Chronic rhinosinusitis (CRS) is the chronic inﬂammation of the sinus cavities of the upper respiratory tract, which can be caused by a disrupted microbiome. However, the role of the oral microbiome in CRS is not well understood. Polymicrobial and anaerobic infections of CRS frequently increased the diﬃculty of cultured and antibiotic therapy. This study aimed to elucidate the patterns and clinical feasibility of the oral microbiome in CRS diagnosis. Matched saliva and nasal swabs were collected from 18 CRS patients and 37 saliva specimens from normal volunteers were collected for 16S rRNA sequencing. The α-diversity of the saliva displayed no signiﬁcant diﬀerence between control and CRS patients, whereas the β-diversity was signiﬁcantly diﬀerent (p = 0.004). Taxonomic indices demonstrated that Veillonella dispar, Rothia mucilaginosa, and Porphyromonas endodontalis were enriched, while Campylobacter and Cardiobacterium were reduced in the saliva of CRS patients. These microbial markers could signiﬁcantly distinguish CRS patients from control (AUC = 0.939). It is noted that the 16S rRNA results of the nasal swab were consistent with the nasopharynx aerobic culture, and additionally detected multiple pathogens in CRS patients. In summary, these results indicated these oral microbiomes may provide a novel signal for CRS detection and that NGS may be an alternative approach for CRS diagnosis.
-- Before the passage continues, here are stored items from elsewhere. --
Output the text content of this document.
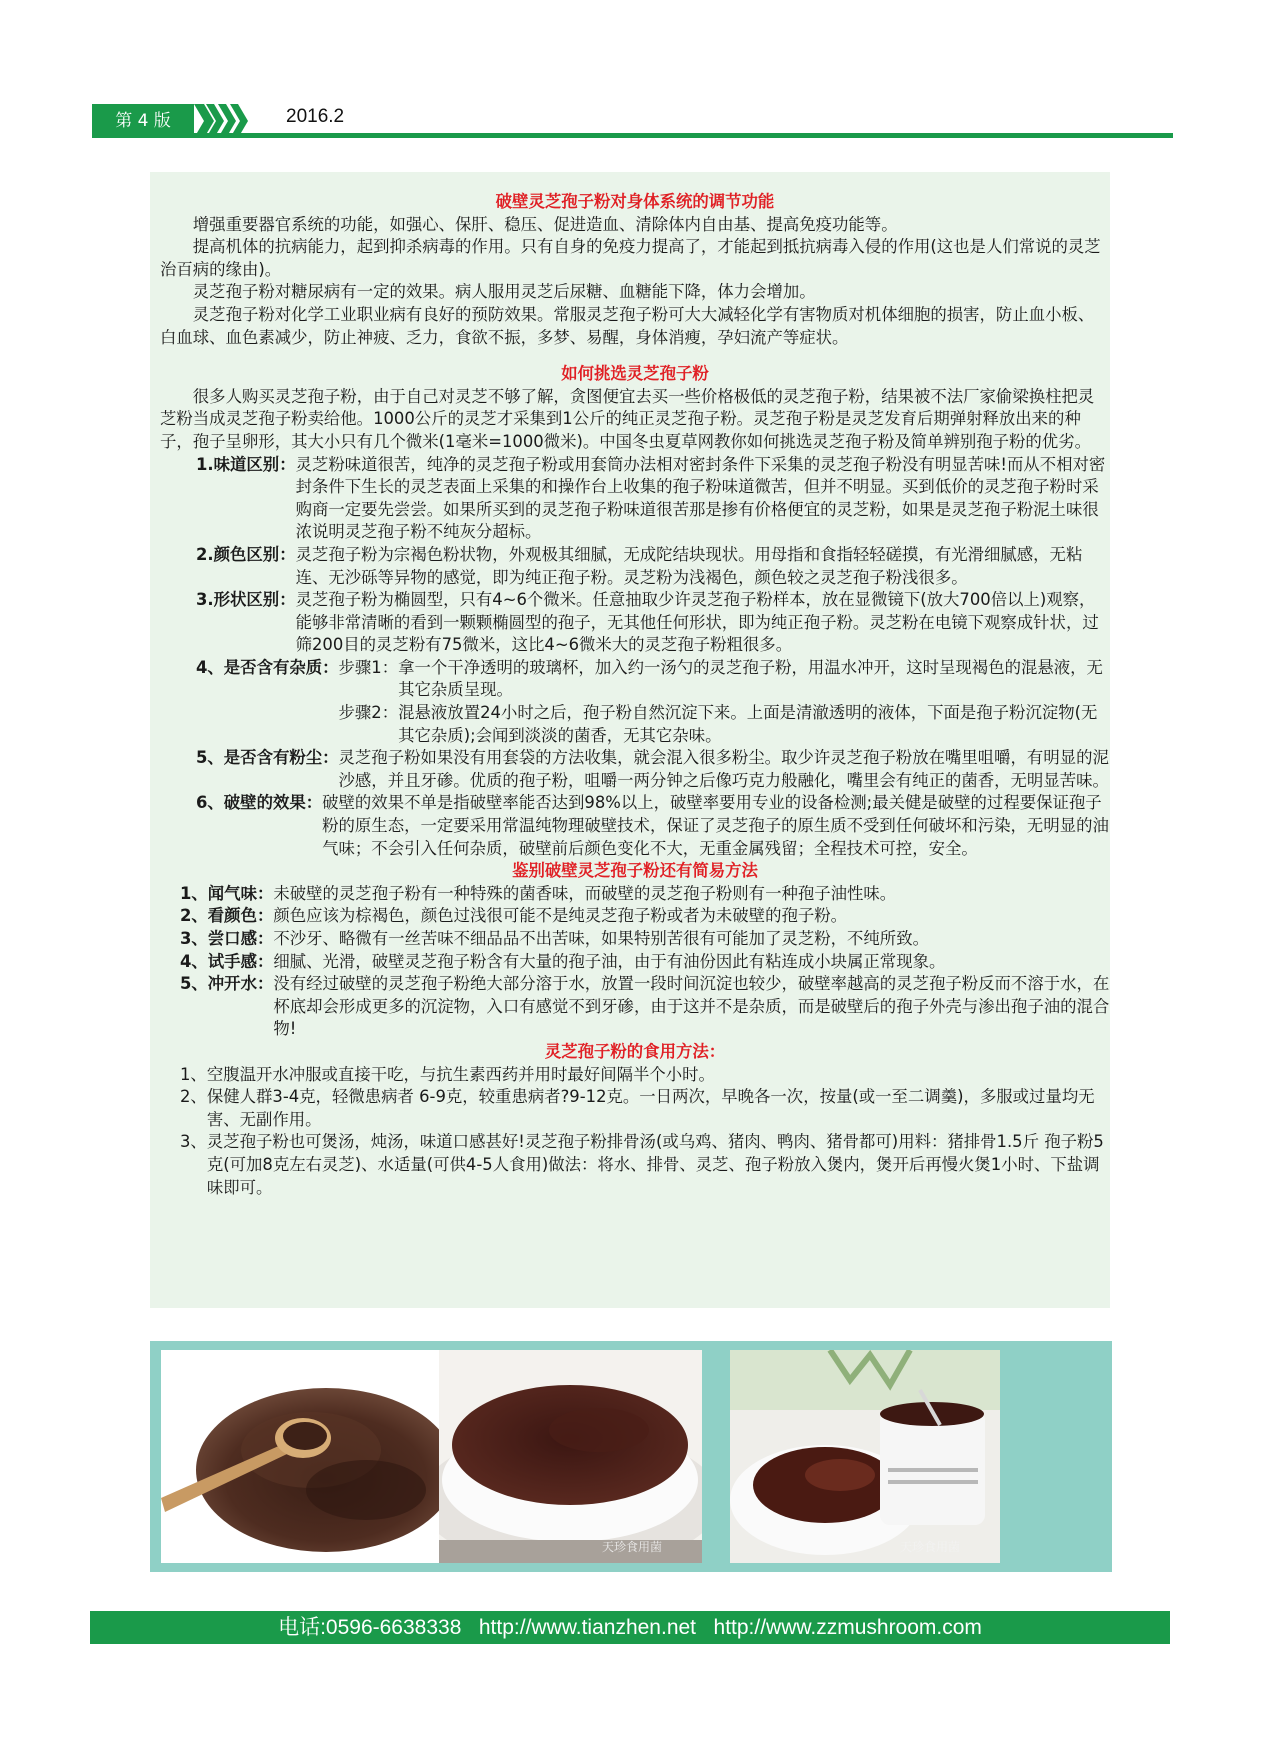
第 4 版	2016.2
破壁灵芝孢子粉对身体系统的调节功能
增强重要器官系统的功能，如强心、保肝、稳压、促进造血、清除体内自由基、提高免疫功能等。
提高机体的抗病能力，起到抑杀病毒的作用。只有自身的免疫力提高了，才能起到抵抗病毒入侵的作用(这也是人们常说的灵芝治百病的缘由)。
灵芝孢子粉对糖尿病有一定的效果。病人服用灵芝后尿糖、血糖能下降，体力会增加。
灵芝孢子粉对化学工业职业病有良好的预防效果。常服灵芝孢子粉可大大减轻化学有害物质对机体细胞的损害，防止血小板、白血球、血色素减少，防止神疲、乏力，食欲不振，多梦、易醒，身体消瘦，孕妇流产等症状。
如何挑选灵芝孢子粉
很多人购买灵芝孢子粉，由于自己对灵芝不够了解，贪图便宜去买一些价格极低的灵芝孢子粉，结果被不法厂家偷梁换柱把灵芝粉当成灵芝孢子粉卖给他。1000公斤的灵芝才采集到1公斤的纯正灵芝孢子粉。灵芝孢子粉是灵芝发育后期弹射释放出来的种子，孢子呈卵形，其大小只有几个微米(1毫米=1000微米)。中国冬虫夏草网教你如何挑选灵芝孢子粉及简单辨别孢子粉的优劣。
1.味道区别： 灵芝粉味道很苦，纯净的灵芝孢子粉或用套筒办法相对密封条件下采集的灵芝孢子粉没有明显苦味!而从不相对密封条件下生长的灵芝表面上采集的和操作台上收集的孢子粉味道微苦，但并不明显。买到低价的灵芝孢子粉时采购商一定要先尝尝。如果所买到的灵芝孢子粉味道很苦那是掺有价格便宜的灵芝粉，如果是灵芝孢子粉泥土味很浓说明灵芝孢子粉不纯灰分超标。
2.颜色区别： 灵芝孢子粉为宗褐色粉状物，外观极其细腻，无成陀结块现状。用母指和食指轻轻磋摸，有光滑细腻感，无粘连、无沙砾等异物的感觉，即为纯正孢子粉。灵芝粉为浅褐色，颜色较之灵芝孢子粉浅很多。
3.形状区别： 灵芝孢子粉为椭圆型，只有4~6个微米。任意抽取少许灵芝孢子粉样本，放在显微镜下(放大700倍以上)观察，能够非常清晰的看到一颗颗椭圆型的孢子，无其他任何形状，即为纯正孢子粉。灵芝粉在电镜下观察成针状，过筛200目的灵芝粉有75微米，这比4~6微米大的灵芝孢子粉粗很多。
4、是否含有杂质： 步骤1： 拿一个干净透明的玻璃杯，加入约一汤勺的灵芝孢子粉，用温水冲开，这时呈现褐色的混悬液，无其它杂质呈现。
步骤2： 混悬液放置24小时之后，孢子粉自然沉淀下来。上面是清澈透明的液体，下面是孢子粉沉淀物(无其它杂质);会闻到淡淡的菌香，无其它杂味。
5、是否含有粉尘： 灵芝孢子粉如果没有用套袋的方法收集，就会混入很多粉尘。取少许灵芝孢子粉放在嘴里咀嚼，有明显的泥沙感，并且牙碜。优质的孢子粉，咀嚼一两分钟之后像巧克力般融化，嘴里会有纯正的菌香，无明显苦味。
6、破壁的效果： 破壁的效果不单是指破壁率能否达到98%以上，破壁率要用专业的设备检测;最关健是破壁的过程要保证孢子粉的原生态，一定要采用常温纯物理破壁技术，保证了灵芝孢子的原生质不受到任何破坏和污染，无明显的油气味；不会引入任何杂质，破壁前后颜色变化不大，无重金属残留；全程技术可控，安全。
鉴别破壁灵芝孢子粉还有简易方法
1、闻气味： 未破壁的灵芝孢子粉有一种特殊的菌香味，而破壁的灵芝孢子粉则有一种孢子油性味。
2、看颜色： 颜色应该为棕褐色，颜色过浅很可能不是纯灵芝孢子粉或者为未破壁的孢子粉。
3、尝口感： 不沙牙、略微有一丝苦味不细品品不出苦味，如果特别苦很有可能加了灵芝粉，不纯所致。
4、试手感： 细腻、光滑，破壁灵芝孢子粉含有大量的孢子油，由于有油份因此有粘连成小块属正常现象。
5、冲开水： 没有经过破壁的灵芝孢子粉绝大部分溶于水，放置一段时间沉淀也较少，破壁率越高的灵芝孢子粉反而不溶于水，在杯底却会形成更多的沉淀物，入口有感觉不到牙碜，由于这并不是杂质，而是破壁后的孢子外壳与渗出孢子油的混合物!
灵芝孢子粉的食用方法：
1、 空腹温开水冲服或直接干吃，与抗生素西药并用时最好间隔半个小时。
2、 保健人群3-4克，轻微患病者 6-9克，较重患病者?9-12克。一日两次，早晚各一次，按量(或一至二调羹)，多服或过量均无害、无副作用。
3、 灵芝孢子粉也可煲汤，炖汤，味道口感甚好!灵芝孢子粉排骨汤(或乌鸡、猪肉、鸭肉、猪骨都可)用料：猪排骨1.5斤 孢子粉5克(可加8克左右灵芝)、水适量(可供4-5人食用)做法：将水、排骨、灵芝、孢子粉放入煲内，煲开后再慢火煲1小时、下盐调味即可。
天珍食用菌	天珍食用菌
电话:0596-6638338   http://www.tianzhen.net   http://www.zzmushroom.com
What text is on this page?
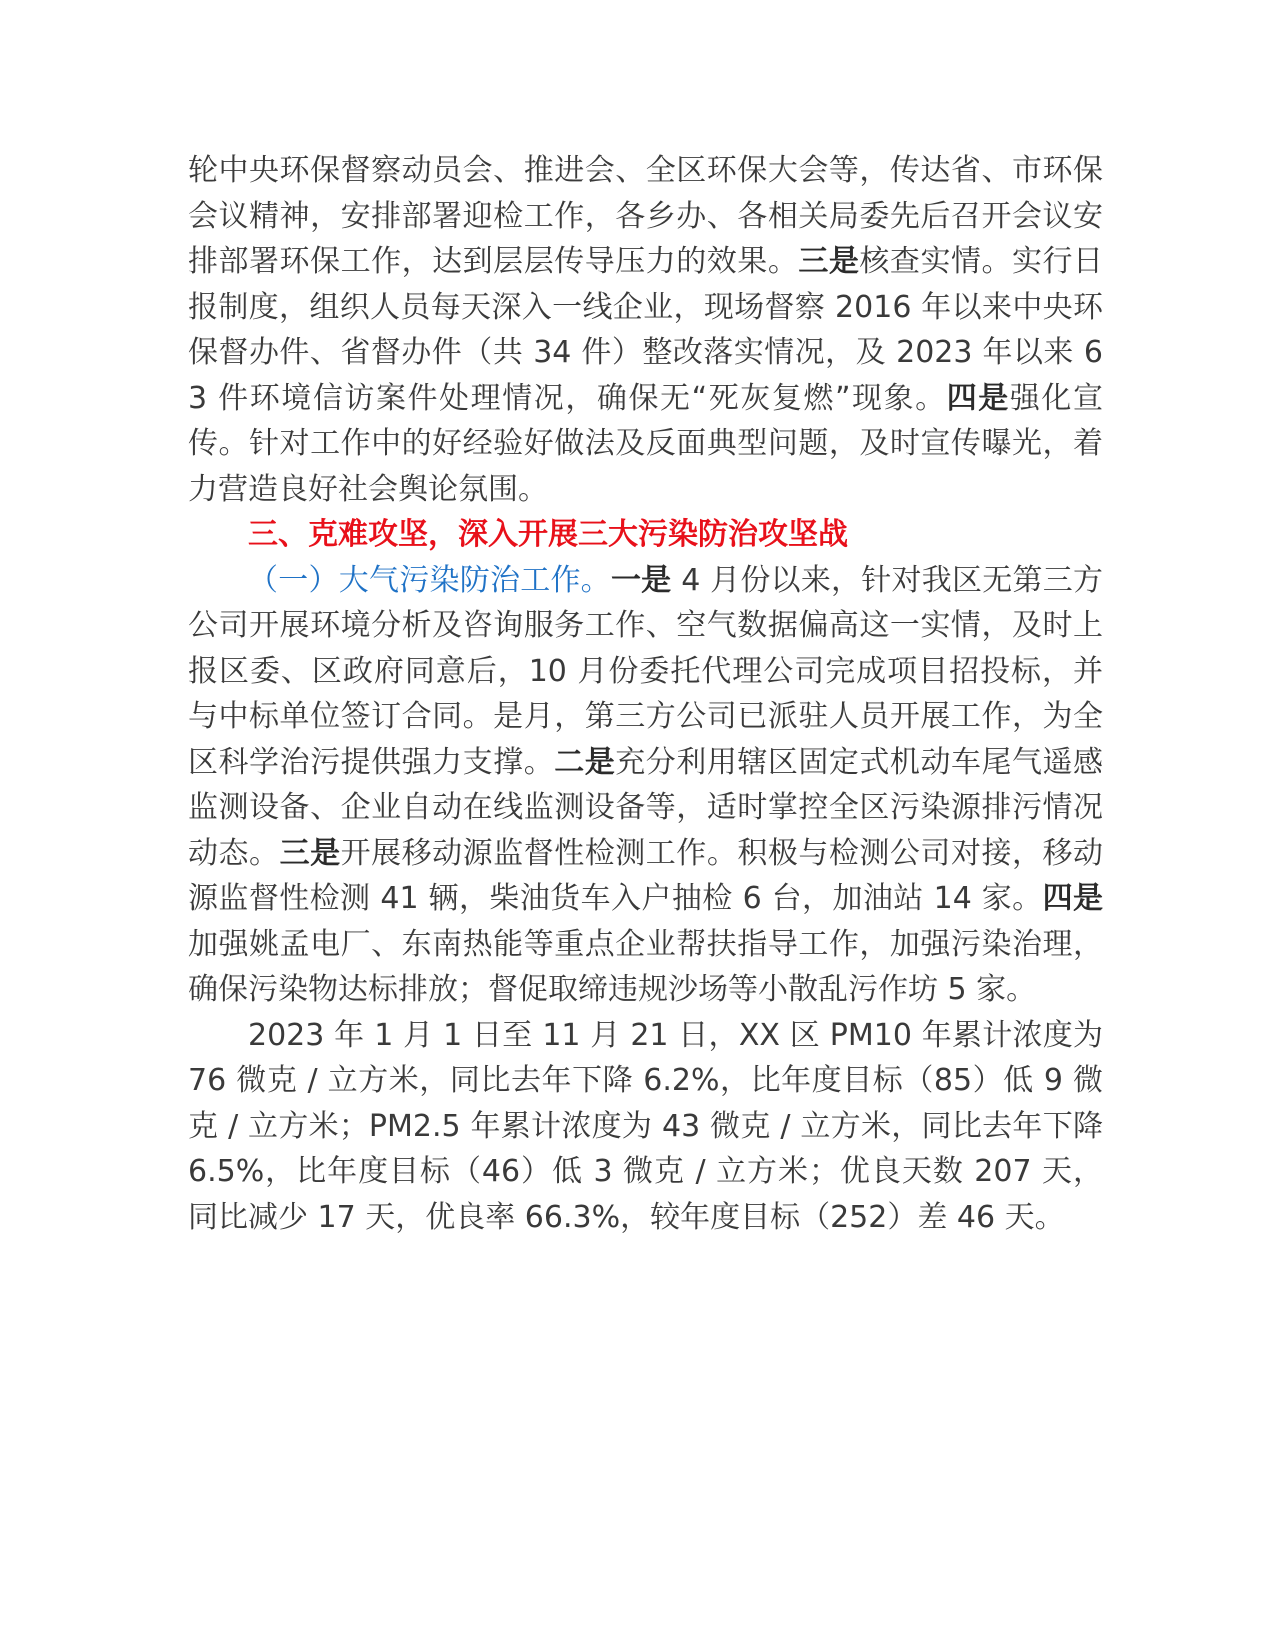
轮中央环保督察动员会、推进会、全区环保大会等，传达省、市环保会议精神，安排部署迎检工作，各乡办、各相关局委先后召开会议安排部署环保工作，达到层层传导压力的效果。三是核查实情。实行日报制度，组织人员每天深入一线企业，现场督察 2016 年以来中央环保督办件、省督办件（共 34 件）整改落实情况，及 2023 年以来 63 件环境信访案件处理情况，确保无“死灰复燃”现象。四是强化宣传。针对工作中的好经验好做法及反面典型问题，及时宣传曝光，着力营造良好社会舆论氛围。

三、克难攻坚，深入开展三大污染防治攻坚战

（一）大气污染防治工作。一是 4 月份以来，针对我区无第三方公司开展环境分析及咨询服务工作、空气数据偏高这一实情，及时上报区委、区政府同意后，10 月份委托代理公司完成项目招投标，并与中标单位签订合同。是月，第三方公司已派驻人员开展工作，为全区科学治污提供强力支撑。二是充分利用辖区固定式机动车尾气遥感监测设备、企业自动在线监测设备等，适时掌控全区污染源排污情况动态。三是开展移动源监督性检测工作。积极与检测公司对接，移动源监督性检测 41 辆，柴油货车入户抽检 6 台，加油站 14 家。四是加强姚孟电厂、东南热能等重点企业帮扶指导工作，加强污染治理，确保污染物达标排放；督促取缔违规沙场等小散乱污作坊 5 家。

2023 年 1 月 1 日至 11 月 21 日，XX 区 PM10 年累计浓度为 76 微克 / 立方米，同比去年下降 6.2%，比年度目标（85）低 9 微克 / 立方米；PM2.5 年累计浓度为 43 微克 / 立方米，同比去年下降 6.5%，比年度目标（46）低 3 微克 / 立方米；优良天数 207 天，同比减少 17 天，优良率 66.3%，较年度目标（252）差 46 天。
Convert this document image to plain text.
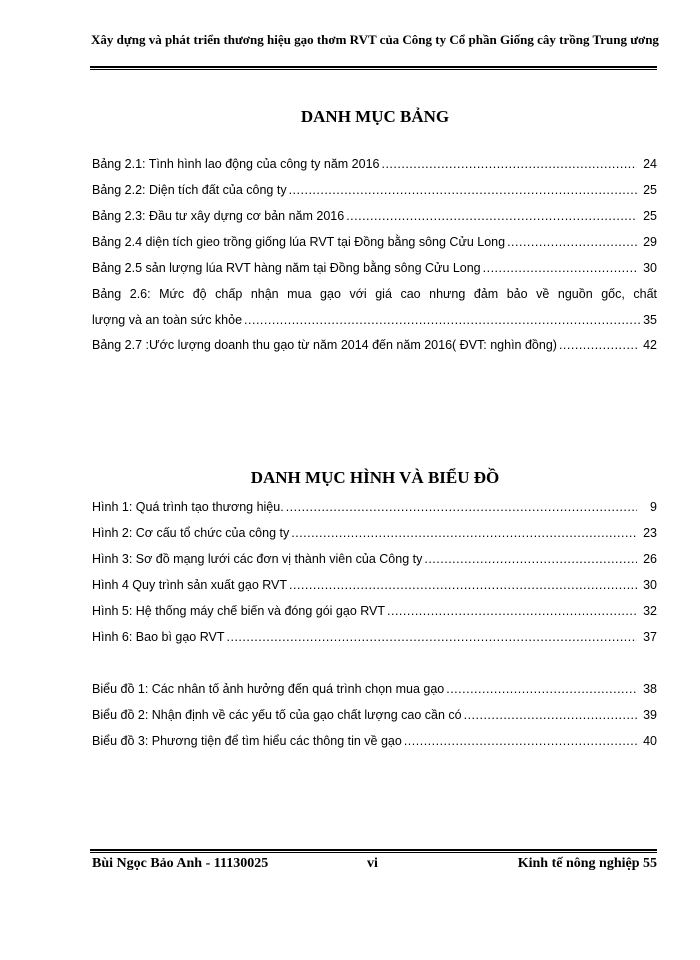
Xây dựng và phát triển thương hiệu gạo thơm RVT của Công ty Cổ phần Giống cây trồng Trung ương
DANH MỤC BẢNG
Bảng 2.1: Tình hình lao động của công ty năm 2016 .....	24
Bảng 2.2: Diện tích đất của công ty .....	25
Bảng 2.3: Đầu tư xây dựng cơ bản năm 2016 .....	25
Bảng 2.4 diện tích gieo trồng giống lúa RVT tại Đồng bằng sông Cửu Long .....	29
Bảng 2.5 sản lượng lúa RVT hàng năm tại Đồng bằng sông Cửu Long .....	30
Bảng 2.6: Mức độ chấp nhận mua gạo với giá cao nhưng đảm bảo về nguồn gốc, chất
lượng và an toàn sức khỏe .....	35
Bảng 2.7 :Ước lượng doanh thu gạo từ năm 2014 đến năm 2016( ĐVT: nghìn đồng) .....	42
DANH MỤC HÌNH VÀ BIỂU ĐỒ
Hình 1: Quá trình tạo thương hiệu. .....	9
Hình 2: Cơ cấu tổ chức của công ty .....	23
Hình 3: Sơ đồ mạng lưới các đơn vị thành viên của Công ty .....	26
Hình 4 Quy trình sản xuất gạo RVT .....	30
Hình 5: Hệ thống máy chế biến và đóng gói gạo RVT .....	32
Hình 6: Bao bì gạo RVT .....	37
Biểu đồ 1: Các nhân tố ảnh hưởng đến quá trình chọn mua gạo .....	38
Biểu đồ 2: Nhận định về các yếu tố của gạo chất lượng cao cần có .....	39
Biểu đồ 3: Phương tiện để tìm hiểu các thông tin về gạo .....	40
Bùi Ngọc Bảo Anh - 11130025	vi	Kinh tế nông nghiệp 55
Chronic rhinosinusitis (CRS) is a common upper respiratory tract disease, defined as a persistent inflammation of the nasal cavity and sinus mucosa for more than 12 weeks. CRS is frequently caused by viral and bacterial infection, resulting in symptoms of nasal congestion/discharge, facial pain/pressure, and loss of smell. These symptoms not only severely impact the patient’s quality of life and work ability but also cause an enormous economic burden [1,2]. According to whether nasal polyps are present, CRS is further divided into chronic rhinosinusitis with nasal polyposis (CRSwNP) and chronic rhinosinusitis without nasal polyposis (CRSsNP). When the number of polyps is too many or they become too large, they will further block the nasal cavity, preventing normal mucus discharge and worsening the infection. Until now, the therapeutic approach for CRS has been treatment with antibiotics, corticosteroids, saline lavage, and surgery .
CRS pathogenesis is a complex process of microbial infection and inflammation. Numerous studies have investigated the microbiome in the sinuses of normal subjects and CRS patients [4,5]. However, few studies have reported the patterns and clinical relevance of oral microbiomes in CRS patients. The oral cavity and neighboring nasal cavity are ideal habitats for microbiomes due to the stable oral temperature, pH, and nutrient transportation from saliva [6,7]. It is noted that the oral microbiome is the second most complex microbial system behind the gut microbiota. Approximately 700 species have been reported in the oral cavity; half of them are cultivated and named . The oral cavity is also an important entrance for both the upper and lower respiratory tracts. Oral pathogens have been reported to impact systemic health through the bloodstream, swallowing, or other avenues and are involved in systemic diseases, especially for periodontal disease in cardiovascular disease, diabetes, and Alzheimer’s disease [9,10,11].
The clinical characteristics of CRS are a polymicrobial infection and an increased proportion of anaerobes. The polymicrobial infection increases the difficulty of antibiotic therapy, and most of the anaerobic species are uncultivated . Therefore, use of the culture-independent molecular approach has been growing in the past few years with pyrosequencing, quantitative polymerase chain reaction (qPCR), and next-generation sequencing (NGS). However, few studies have assessed different sites of the microbiome in the same CRS patients, especially within the oral microbiome in CRS. Furthermore, conflicting results exist between culture-dependent and culture-independent approaches.